Burtnieki (Burtneck) is a village (population 488) in Burtnieki Parish, Valmiera Municipality, in the Vidzeme region of Latvia, near Lake Burtnieks. Administrative centre of Burtnieki Parish. Burtnieki was first mentioned in the Livonian Chronicle of Henry in 1208 and has several historic sites: Burtnieki castle-ruins, Burtnieki manor and Burtnieki church.

==Burtnieki castle and manor==

Burtnieki was a site of a Livonian Order castle, built in 1284. The house was burned down in the 16th century, during the Livonian War. A part of stone wall on the Southern side remains.

In the 14th century, a manor estate was built near the castle ruins, on the bank of Lake Burtnieks. In 1860s, baron J.F. von Schroder created a park near the estate (now known as the Burtnieki park) with about 70 species of trees and bushes.

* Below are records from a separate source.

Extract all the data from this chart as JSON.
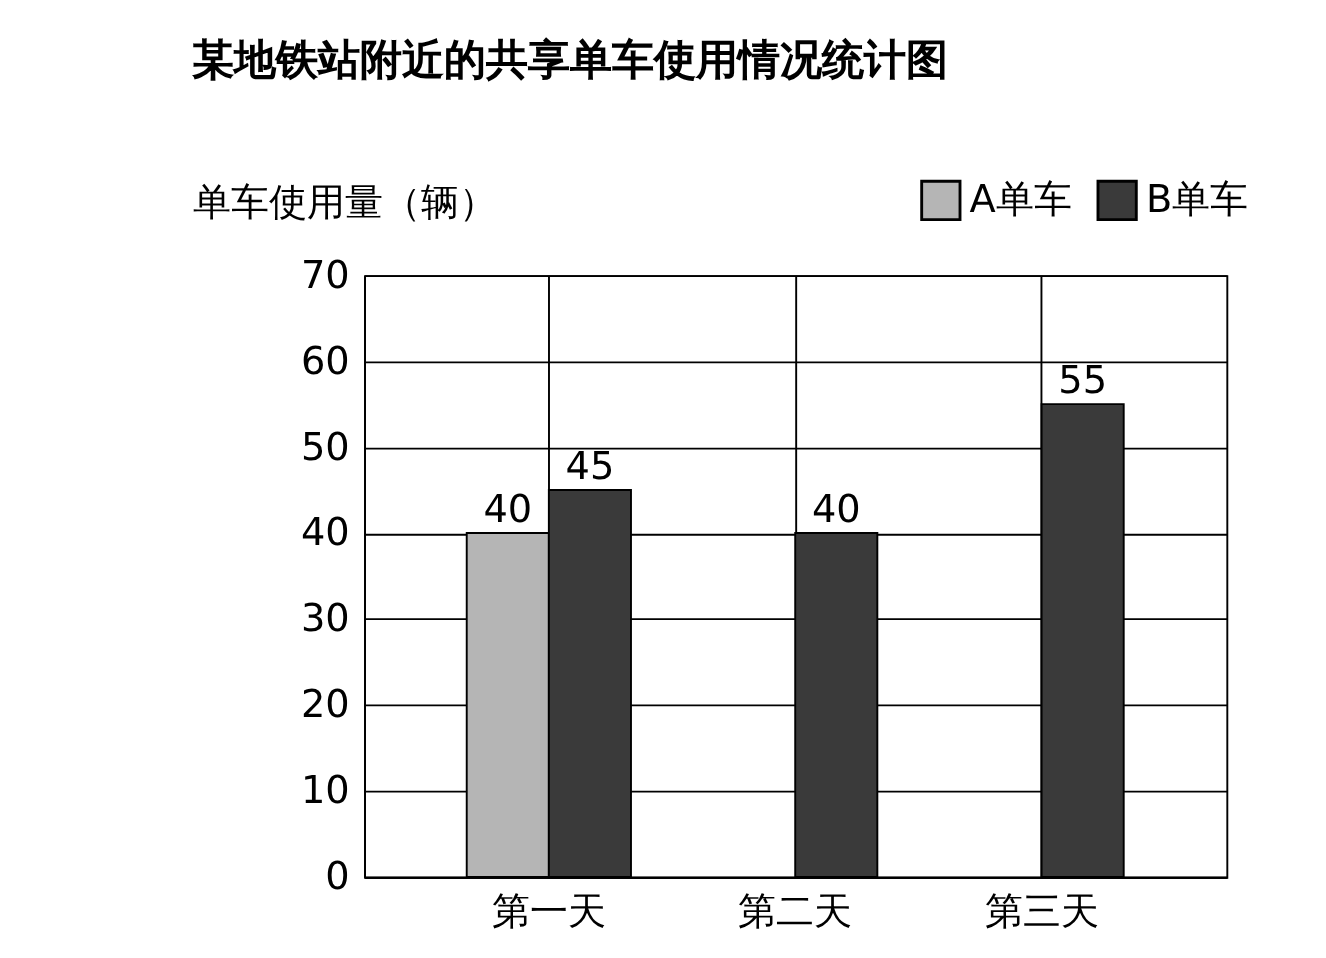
{
  "chart_data": {
    "type": "bar",
    "title": "某地铁站附近的共享单车使用情况统计图",
    "ylabel": "单车使用量（辆）",
    "categories": [
      "第一天",
      "第二天",
      "第三天"
    ],
    "series": [
      {
        "name": "A单车",
        "color": "#b5b5b5",
        "values": [
          40,
          null,
          null
        ]
      },
      {
        "name": "B单车",
        "color": "#3a3a3a",
        "values": [
          45,
          40,
          55
        ]
      }
    ],
    "ylim": [
      0,
      70
    ],
    "yticks": [
      0,
      10,
      20,
      30,
      40,
      50,
      60,
      70
    ],
    "grid": true,
    "legend": "top right",
    "data_labels": true
  }
}
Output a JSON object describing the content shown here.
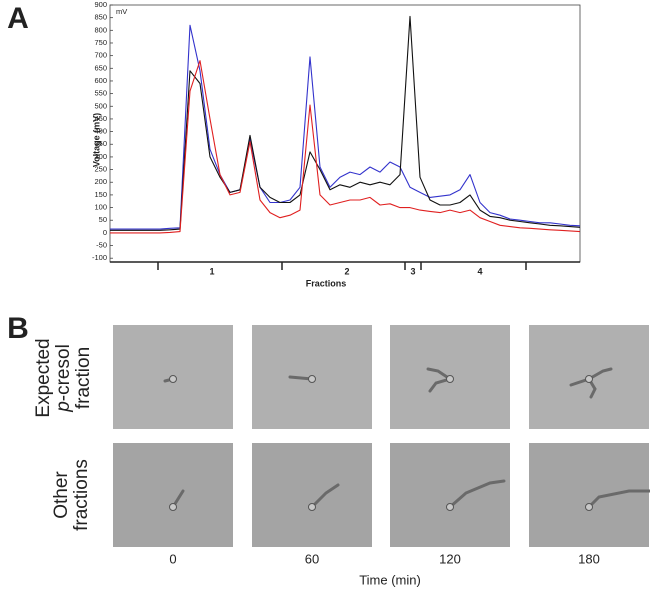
{
  "chart_data": {
    "type": "line",
    "panel_label": "A",
    "unit_label": "mV",
    "y_label": "Voltage (mV)",
    "x_label": "Fractions",
    "fractions": [
      "1",
      "2",
      "3",
      "4"
    ],
    "ylim": [
      -115,
      900
    ],
    "yticks": [
      -100,
      -50,
      0,
      50,
      100,
      150,
      200,
      250,
      300,
      350,
      400,
      450,
      500,
      550,
      600,
      650,
      700,
      750,
      800,
      850,
      900
    ],
    "series": [
      {
        "color": "#3333cc",
        "values": [
          15,
          15,
          15,
          15,
          15,
          15,
          18,
          20,
          820,
          640,
          330,
          230,
          160,
          170,
          370,
          180,
          120,
          120,
          130,
          180,
          695,
          260,
          180,
          220,
          240,
          230,
          260,
          240,
          280,
          260,
          180,
          160,
          140,
          145,
          150,
          170,
          230,
          120,
          80,
          70,
          55,
          50,
          45,
          40,
          40,
          35,
          30,
          28
        ]
      },
      {
        "color": "#111111",
        "values": [
          10,
          10,
          10,
          10,
          10,
          10,
          12,
          15,
          640,
          590,
          300,
          220,
          160,
          170,
          385,
          180,
          140,
          120,
          120,
          150,
          320,
          250,
          170,
          190,
          180,
          200,
          190,
          200,
          190,
          230,
          855,
          220,
          130,
          110,
          110,
          120,
          150,
          90,
          65,
          60,
          50,
          45,
          40,
          35,
          30,
          28,
          25,
          22
        ]
      },
      {
        "color": "#e02020",
        "values": [
          0,
          0,
          0,
          0,
          0,
          0,
          2,
          5,
          560,
          680,
          450,
          230,
          150,
          160,
          360,
          130,
          80,
          60,
          70,
          90,
          505,
          150,
          110,
          120,
          130,
          130,
          140,
          110,
          115,
          100,
          100,
          90,
          85,
          80,
          90,
          80,
          90,
          60,
          45,
          30,
          25,
          20,
          18,
          15,
          12,
          10,
          8,
          5
        ]
      }
    ]
  },
  "panel_b": {
    "panel_label": "B",
    "row_labels": [
      [
        "Expected",
        [
          "p",
          "-cresol"
        ],
        "fraction"
      ],
      [
        "Other",
        "fractions"
      ]
    ],
    "column_labels": [
      "0",
      "60",
      "120",
      "180"
    ],
    "x_label": "Time (min)"
  }
}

==Lutheran church of Burtnieki==

The Lutheran church of Burtnieki is located on the Eastern bank of the lake. The first church was built there in 1234. It was a Catholic church, built from wood. It burned down and was replaced by a stone wall church between 1283-1287. It was destroyed in 1654, during the Polish-Russian War.

The current church was built in 1688. Near the church is located a minister estate building complex, renovated in 1992. The estate building has been defined as a protected architectural monument.

==Horse farm of Burtnieki==

Burtnieki has a horse-farm, first established in 1941. Several notable horses have been bred here. Burtnieki-bred horse Rusty, with the rider Ulla Salzgeber of Germany, won bronze medal in individual dressage and gold medal in team dressage in 2000 Summer Olympics. After Olympics, Rusty and Ulla Salzgeber have won two European Championships (in 2001 and 2003) and World Cup.

The former "Briedes" pub (built in 1840) hosts a horse breeding and agriculture museum. It was one of the sites of 2000 European Heritage Days.

==Burtnieki school==

Burtnieki school was established in 1685 and was one of the first 15 rural schools in Latvia. It is currently known as Burtnieki Auseklis Secondary School.